Background

The optimal site of arterial cannulation in acute type A aortic dissection (AAD) surgery remains controversial. We retrospectively investigated our experience with ascending aortic (central) cannulation as an alternative to femoral or axillary (peripheral) procedures.

Methods

We enrolled consecutive 45 patients who underwent type A AAD repair from January 2007 to March 2012. Central cannulation was applied under ultrasound guidance using the Seldinger technique in 33 patients and in 12 patients through peripheral cannulation. After the distal aortic anastomosis, antegrade systemic reperfusion was established with prosthetic side arm. Two groups were compared on the basis of comorbidities, mortality, and complications.

Results

Preoperative patient characteristics were almost comparable between two groups. Central cannulation was safely performed in all 33 cases.
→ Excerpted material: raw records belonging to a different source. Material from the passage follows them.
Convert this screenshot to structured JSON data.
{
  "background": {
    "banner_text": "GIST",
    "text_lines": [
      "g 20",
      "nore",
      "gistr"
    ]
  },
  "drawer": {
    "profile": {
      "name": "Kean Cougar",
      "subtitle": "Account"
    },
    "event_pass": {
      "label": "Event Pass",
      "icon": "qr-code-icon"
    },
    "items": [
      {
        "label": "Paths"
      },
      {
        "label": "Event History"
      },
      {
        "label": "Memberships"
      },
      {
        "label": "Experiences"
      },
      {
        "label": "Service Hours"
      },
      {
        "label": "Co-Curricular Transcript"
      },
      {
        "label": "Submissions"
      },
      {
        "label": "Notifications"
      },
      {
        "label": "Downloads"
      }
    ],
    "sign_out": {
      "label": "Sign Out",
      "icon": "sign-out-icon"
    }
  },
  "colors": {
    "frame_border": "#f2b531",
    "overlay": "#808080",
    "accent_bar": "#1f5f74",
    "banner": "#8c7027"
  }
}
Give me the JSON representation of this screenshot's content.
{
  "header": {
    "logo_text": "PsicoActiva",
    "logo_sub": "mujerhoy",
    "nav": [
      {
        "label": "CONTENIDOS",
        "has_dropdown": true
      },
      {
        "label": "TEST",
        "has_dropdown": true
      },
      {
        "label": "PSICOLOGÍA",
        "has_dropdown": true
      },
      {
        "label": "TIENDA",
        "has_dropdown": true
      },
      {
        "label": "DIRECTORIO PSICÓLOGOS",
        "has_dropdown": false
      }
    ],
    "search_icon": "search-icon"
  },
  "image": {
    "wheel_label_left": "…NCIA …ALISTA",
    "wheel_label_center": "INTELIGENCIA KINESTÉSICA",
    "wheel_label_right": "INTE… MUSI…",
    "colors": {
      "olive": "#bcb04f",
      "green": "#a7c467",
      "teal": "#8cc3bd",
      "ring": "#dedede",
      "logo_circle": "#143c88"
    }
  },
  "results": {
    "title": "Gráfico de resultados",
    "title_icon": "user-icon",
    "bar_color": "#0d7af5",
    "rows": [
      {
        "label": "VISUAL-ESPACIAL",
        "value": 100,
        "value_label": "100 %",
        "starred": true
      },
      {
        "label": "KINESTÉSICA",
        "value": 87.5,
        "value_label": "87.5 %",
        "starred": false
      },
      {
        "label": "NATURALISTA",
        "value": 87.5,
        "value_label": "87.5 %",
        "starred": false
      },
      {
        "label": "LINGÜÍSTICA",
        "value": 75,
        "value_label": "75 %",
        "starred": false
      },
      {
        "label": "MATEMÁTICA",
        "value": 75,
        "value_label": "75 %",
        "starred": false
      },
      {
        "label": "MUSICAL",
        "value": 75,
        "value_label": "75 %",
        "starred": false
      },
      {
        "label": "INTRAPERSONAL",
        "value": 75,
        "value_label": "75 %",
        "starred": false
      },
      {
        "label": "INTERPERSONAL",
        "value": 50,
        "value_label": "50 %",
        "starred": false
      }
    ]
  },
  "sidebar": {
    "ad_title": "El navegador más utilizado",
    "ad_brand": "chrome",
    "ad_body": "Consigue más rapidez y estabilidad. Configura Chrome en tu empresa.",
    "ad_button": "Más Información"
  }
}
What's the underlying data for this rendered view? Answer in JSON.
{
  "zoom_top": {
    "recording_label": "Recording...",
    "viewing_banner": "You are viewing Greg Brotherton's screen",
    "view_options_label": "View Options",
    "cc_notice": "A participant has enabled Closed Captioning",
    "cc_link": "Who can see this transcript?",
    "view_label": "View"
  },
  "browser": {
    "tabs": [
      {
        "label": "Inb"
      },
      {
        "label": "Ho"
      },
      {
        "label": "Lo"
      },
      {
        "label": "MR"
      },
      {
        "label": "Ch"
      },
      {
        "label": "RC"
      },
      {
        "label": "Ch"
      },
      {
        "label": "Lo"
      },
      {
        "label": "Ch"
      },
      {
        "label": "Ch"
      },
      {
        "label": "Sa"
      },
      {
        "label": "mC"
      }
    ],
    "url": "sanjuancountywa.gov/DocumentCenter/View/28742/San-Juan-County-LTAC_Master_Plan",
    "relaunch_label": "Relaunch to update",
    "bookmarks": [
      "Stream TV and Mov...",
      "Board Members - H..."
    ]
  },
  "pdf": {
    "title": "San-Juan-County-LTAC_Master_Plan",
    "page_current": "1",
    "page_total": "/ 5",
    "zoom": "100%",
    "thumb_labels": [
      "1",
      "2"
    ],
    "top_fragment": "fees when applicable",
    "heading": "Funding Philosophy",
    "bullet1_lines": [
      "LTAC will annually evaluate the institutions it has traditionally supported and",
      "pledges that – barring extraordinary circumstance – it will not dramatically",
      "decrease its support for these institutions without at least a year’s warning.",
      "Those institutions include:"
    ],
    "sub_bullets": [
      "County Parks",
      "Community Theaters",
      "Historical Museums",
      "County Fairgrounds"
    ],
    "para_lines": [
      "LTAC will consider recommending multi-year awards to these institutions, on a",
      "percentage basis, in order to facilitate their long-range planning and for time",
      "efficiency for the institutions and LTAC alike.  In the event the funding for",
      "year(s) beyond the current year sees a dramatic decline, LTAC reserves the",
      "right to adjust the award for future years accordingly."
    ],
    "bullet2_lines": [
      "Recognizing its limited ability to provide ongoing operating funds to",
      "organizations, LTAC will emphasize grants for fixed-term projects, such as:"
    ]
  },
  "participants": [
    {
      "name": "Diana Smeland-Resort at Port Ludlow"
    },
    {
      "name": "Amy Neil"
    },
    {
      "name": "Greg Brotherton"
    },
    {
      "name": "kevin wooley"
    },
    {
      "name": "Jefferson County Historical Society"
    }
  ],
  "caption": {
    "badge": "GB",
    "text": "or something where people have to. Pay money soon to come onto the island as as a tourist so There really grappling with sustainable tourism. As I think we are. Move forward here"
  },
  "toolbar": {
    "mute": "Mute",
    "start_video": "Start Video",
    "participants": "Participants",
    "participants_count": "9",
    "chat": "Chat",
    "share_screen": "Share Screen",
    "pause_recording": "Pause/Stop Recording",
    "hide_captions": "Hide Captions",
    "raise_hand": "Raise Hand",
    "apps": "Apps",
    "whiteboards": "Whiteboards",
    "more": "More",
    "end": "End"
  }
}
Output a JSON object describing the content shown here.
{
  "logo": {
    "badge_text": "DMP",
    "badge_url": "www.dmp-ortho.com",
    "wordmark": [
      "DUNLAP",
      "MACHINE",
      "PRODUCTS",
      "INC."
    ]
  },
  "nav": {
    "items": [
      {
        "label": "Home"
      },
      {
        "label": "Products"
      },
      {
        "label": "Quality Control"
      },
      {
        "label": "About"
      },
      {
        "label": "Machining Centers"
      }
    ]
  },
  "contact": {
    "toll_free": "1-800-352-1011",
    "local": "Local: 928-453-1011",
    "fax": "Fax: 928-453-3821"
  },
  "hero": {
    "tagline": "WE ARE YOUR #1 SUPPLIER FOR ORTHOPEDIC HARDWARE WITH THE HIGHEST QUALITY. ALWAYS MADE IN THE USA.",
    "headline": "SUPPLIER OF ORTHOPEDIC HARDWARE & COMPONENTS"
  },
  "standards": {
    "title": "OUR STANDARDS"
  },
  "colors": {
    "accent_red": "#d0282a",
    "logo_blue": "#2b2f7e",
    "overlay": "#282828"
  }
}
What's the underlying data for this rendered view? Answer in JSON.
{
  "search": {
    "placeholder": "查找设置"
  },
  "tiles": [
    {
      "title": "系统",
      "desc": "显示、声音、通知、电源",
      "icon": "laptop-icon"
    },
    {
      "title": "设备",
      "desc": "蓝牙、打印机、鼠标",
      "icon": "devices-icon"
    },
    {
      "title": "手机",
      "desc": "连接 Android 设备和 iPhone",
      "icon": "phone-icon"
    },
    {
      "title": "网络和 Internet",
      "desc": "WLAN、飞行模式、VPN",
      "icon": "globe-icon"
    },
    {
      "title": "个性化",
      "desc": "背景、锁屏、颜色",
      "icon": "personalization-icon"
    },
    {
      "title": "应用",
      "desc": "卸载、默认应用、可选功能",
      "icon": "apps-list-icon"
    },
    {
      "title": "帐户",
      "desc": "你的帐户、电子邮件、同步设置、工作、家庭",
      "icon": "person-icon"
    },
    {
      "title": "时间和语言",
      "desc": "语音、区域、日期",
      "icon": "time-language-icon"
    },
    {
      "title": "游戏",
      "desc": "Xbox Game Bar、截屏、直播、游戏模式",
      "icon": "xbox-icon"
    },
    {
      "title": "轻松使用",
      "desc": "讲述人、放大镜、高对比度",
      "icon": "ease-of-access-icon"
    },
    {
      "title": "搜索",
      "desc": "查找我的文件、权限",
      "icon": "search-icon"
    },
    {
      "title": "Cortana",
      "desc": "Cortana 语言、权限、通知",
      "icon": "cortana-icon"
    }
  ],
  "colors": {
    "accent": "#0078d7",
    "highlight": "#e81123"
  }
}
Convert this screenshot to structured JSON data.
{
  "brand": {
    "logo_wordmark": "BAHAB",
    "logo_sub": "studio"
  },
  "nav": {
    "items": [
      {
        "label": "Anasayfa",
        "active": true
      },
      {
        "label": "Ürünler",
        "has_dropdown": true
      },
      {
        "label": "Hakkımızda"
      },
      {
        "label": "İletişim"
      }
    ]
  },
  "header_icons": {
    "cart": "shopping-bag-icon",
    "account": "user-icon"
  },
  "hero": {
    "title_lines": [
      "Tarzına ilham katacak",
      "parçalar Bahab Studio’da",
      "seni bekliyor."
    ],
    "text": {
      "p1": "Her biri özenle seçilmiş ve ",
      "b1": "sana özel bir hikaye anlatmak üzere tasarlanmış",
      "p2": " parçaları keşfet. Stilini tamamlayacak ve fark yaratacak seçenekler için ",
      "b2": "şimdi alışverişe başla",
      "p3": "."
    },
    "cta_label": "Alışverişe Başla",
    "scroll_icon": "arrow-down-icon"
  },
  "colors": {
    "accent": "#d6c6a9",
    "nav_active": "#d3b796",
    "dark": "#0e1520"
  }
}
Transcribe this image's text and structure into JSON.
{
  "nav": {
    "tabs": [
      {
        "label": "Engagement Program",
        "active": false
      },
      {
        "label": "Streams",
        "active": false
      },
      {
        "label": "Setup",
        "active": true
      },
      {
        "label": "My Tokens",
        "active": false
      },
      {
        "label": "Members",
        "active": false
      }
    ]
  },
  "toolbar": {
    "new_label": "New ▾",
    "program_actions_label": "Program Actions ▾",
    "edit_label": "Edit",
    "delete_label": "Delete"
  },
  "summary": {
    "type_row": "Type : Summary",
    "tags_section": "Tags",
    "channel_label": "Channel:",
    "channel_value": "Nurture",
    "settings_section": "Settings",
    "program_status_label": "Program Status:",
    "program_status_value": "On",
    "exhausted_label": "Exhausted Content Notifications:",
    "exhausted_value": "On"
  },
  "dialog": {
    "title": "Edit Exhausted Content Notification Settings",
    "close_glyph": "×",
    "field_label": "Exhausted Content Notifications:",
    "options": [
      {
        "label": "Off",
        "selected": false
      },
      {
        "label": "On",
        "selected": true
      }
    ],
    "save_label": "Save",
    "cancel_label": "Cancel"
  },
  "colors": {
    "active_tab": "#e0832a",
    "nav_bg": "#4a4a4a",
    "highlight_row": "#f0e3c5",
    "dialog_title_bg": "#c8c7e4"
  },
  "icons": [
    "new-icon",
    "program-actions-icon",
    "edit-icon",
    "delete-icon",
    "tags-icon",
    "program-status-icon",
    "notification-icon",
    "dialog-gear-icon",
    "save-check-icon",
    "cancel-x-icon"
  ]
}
Preoperatively, thirteen patients (28.9%) had shock state with cardiac tamponade, the overall hospital mortality was 15.6%. Intraoperative data including operation time, cardiopulmonary bypass (CPB) time, and selective cerebral perfusion showed significantly shorter in the central group (P<0.05). In particular, the central group had significantly shorter time in central cooling and re-warming during CPB than the peripheral group (P<0.0001). In postoperative morbidities, the central group had shorter mean ventilation time (P=0.03) and the duration of ICU stay (P=0.002). Additionally, the central group experienced significantly fewer acute lung injury (ALI) than the peripheral group (P=0.04).

Conclusions

Direct central cannulation produced acceptable early surgical outcomes. This procedure especially enabled to establish the rapid cooling and re-warming on CPB, which might contribute to the lower incidence of postoperative ALI than the conventional peripheral access. Our results suggested ascending aorta is a safe alternative cannulation site for the repair of type A AAD.